Same-sex couples who register for Domestic Partnerships in California receive treatment from the State identical to that of married couples. However, as the term “marriage” is denied same-sex couples, there are social inequities and other cultural and societal limits on same-sex couples.

Twice the legislature has voted to remove gender requirements for marriage and twice the Governor has vetoed the bill, citing questions before the State Supreme Court. Specifically, the Court is being asked 1) whether denying same-sex couples marriage is in violation of the state constitution and, 2) if not, whether a referendum passed by the voters in 2000 prohibits recognition of all gay marriages or only those performed in other states.

The California State Supreme Court has now received all written argument and oral argument, and a determination is predicted within the year. Today the court made a decision that may give us some clues as to how they are thinking on the issue.

In 1978 the voters in the state rebelled against the ever increasing property tax burden and changed the constitution (via Prop 13) to limit the increases in annual taxes and to limit reassessments upon the transfer to property to spouses.
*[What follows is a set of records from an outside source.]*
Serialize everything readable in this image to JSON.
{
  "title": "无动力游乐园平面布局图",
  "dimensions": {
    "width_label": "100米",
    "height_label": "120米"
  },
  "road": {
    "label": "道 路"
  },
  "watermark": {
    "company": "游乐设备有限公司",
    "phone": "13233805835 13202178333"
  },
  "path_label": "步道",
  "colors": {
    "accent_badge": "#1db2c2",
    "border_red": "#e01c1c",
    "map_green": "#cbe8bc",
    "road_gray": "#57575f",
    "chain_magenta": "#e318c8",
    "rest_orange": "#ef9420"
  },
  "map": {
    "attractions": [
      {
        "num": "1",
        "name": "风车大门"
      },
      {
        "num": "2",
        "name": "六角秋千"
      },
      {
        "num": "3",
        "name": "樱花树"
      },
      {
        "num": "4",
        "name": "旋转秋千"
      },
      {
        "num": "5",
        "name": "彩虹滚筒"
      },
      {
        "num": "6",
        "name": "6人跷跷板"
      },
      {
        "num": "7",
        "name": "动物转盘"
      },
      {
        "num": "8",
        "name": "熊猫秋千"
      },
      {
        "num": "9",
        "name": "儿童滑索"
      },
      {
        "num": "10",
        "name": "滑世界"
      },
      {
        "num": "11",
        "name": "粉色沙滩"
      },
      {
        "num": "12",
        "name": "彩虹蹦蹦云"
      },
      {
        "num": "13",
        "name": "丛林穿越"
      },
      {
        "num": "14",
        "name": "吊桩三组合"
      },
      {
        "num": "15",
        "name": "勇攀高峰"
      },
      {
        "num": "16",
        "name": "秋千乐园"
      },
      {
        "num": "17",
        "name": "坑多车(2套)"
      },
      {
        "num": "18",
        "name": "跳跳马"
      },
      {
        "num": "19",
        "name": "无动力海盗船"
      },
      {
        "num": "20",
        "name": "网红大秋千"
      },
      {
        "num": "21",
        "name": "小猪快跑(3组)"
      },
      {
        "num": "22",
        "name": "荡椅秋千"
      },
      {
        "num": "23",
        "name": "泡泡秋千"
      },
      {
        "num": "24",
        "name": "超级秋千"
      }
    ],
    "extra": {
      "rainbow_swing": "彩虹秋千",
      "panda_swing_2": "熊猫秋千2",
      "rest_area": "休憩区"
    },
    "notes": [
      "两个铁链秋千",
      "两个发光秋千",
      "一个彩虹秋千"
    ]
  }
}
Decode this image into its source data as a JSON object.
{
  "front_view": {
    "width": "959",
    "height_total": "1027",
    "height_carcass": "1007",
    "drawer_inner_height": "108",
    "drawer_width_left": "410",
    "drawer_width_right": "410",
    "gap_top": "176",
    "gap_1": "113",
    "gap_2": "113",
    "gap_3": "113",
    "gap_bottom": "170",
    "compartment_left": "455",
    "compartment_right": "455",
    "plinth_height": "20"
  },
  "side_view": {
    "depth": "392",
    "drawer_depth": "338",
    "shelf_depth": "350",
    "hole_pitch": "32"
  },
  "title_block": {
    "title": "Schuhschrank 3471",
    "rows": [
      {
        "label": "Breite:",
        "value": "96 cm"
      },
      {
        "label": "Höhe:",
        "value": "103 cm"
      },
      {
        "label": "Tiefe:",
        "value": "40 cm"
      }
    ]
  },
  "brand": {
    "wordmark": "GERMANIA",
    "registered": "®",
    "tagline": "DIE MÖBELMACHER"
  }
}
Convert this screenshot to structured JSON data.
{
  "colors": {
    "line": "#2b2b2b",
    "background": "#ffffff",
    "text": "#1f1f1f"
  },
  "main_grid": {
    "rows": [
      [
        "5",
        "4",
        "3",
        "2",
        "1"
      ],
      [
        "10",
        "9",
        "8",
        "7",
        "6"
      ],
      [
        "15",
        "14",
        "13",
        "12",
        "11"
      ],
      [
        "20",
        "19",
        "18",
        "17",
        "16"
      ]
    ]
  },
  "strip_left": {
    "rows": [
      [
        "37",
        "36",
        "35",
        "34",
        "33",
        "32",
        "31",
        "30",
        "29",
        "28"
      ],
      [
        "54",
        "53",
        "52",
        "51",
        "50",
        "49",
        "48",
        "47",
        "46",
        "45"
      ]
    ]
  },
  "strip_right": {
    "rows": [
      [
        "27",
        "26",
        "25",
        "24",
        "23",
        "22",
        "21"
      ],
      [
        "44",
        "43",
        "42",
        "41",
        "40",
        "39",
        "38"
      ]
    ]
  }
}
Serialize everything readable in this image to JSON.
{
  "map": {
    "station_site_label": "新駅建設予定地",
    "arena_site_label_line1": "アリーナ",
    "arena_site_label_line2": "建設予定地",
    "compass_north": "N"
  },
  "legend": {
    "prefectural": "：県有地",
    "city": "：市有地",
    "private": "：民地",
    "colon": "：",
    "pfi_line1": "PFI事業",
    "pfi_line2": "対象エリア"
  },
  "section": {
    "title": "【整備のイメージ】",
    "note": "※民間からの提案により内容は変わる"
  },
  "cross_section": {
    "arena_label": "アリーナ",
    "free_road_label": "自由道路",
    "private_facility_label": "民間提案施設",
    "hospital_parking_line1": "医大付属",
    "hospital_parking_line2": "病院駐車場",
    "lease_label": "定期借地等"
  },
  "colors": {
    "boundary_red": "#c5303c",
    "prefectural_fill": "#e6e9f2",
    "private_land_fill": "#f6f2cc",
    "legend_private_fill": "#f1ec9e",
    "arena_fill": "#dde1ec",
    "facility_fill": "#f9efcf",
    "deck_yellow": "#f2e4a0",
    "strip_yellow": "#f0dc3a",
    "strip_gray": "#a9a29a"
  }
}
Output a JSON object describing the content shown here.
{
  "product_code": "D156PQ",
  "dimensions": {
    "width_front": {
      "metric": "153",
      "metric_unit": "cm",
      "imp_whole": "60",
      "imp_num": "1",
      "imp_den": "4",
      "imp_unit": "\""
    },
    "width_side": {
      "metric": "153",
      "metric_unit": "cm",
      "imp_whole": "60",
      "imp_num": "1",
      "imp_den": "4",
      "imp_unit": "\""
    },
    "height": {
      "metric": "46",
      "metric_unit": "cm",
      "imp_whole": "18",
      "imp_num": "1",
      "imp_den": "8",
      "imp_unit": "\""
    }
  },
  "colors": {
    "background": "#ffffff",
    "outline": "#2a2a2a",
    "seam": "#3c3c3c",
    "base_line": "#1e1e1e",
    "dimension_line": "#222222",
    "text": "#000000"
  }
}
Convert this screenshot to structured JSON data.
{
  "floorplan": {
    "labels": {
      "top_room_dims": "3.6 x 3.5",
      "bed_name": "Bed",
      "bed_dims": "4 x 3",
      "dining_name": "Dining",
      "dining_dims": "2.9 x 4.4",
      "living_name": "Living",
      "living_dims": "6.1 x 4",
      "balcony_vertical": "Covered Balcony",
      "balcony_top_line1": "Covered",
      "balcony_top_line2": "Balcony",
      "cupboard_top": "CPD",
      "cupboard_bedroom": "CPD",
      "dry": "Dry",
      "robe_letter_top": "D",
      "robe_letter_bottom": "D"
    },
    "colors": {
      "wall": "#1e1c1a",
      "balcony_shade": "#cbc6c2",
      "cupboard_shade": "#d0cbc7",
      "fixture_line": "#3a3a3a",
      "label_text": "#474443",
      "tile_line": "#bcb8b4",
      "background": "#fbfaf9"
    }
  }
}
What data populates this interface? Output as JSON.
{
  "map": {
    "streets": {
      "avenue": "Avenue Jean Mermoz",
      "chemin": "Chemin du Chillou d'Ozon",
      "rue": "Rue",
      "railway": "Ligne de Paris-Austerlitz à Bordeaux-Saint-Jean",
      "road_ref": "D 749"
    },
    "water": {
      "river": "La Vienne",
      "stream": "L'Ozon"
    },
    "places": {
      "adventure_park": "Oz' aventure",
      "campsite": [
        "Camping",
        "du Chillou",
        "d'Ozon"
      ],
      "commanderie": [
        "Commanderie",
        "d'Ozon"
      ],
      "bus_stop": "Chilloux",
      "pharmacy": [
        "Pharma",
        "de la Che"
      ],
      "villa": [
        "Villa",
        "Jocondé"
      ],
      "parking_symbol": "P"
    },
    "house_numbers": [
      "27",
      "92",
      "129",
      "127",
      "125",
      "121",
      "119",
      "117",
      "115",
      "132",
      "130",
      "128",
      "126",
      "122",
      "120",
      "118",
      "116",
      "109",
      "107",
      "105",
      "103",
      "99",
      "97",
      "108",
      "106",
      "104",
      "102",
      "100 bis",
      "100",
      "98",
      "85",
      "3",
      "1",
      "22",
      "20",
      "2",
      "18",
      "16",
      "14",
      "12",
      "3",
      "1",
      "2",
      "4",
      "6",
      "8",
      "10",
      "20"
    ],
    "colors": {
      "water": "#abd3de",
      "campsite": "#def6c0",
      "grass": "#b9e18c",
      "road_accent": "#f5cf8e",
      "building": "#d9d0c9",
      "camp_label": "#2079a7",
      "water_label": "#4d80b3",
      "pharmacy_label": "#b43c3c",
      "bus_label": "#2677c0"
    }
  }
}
In 2003 the State Board of Equalization decided that Domestic Partners were also entitled to transfer rights of property owned by a their partner. This was encoded into law by the legislature in 2005.

Some county assessors sued, claiming that the legislature could not tinker with propositions and redefine the terms of transfer.

The Third District Court of Appeal in Sacramento disagreed in October, saying neither Prop. 13 nor subsequent measures barred lawmakers from granting additional exemptions to changes in ownership.

The court noted the Legislature’s declaration that the 2005 law was part of an effort to promote equality for all Californians, regardless of sexual orientation.

Today the State Supreme Court let the decision stand. Without comment or a dissenting voice.

There are several important differences between the property tax decision and the marriage question. Yet I think that this does give us a hint of the perspective of the members of the bench and a clue as to whether they will be welcoming of arguments about the limits to which a populace can restrict the rights of a minority and about the inherent equality of same-sex couples.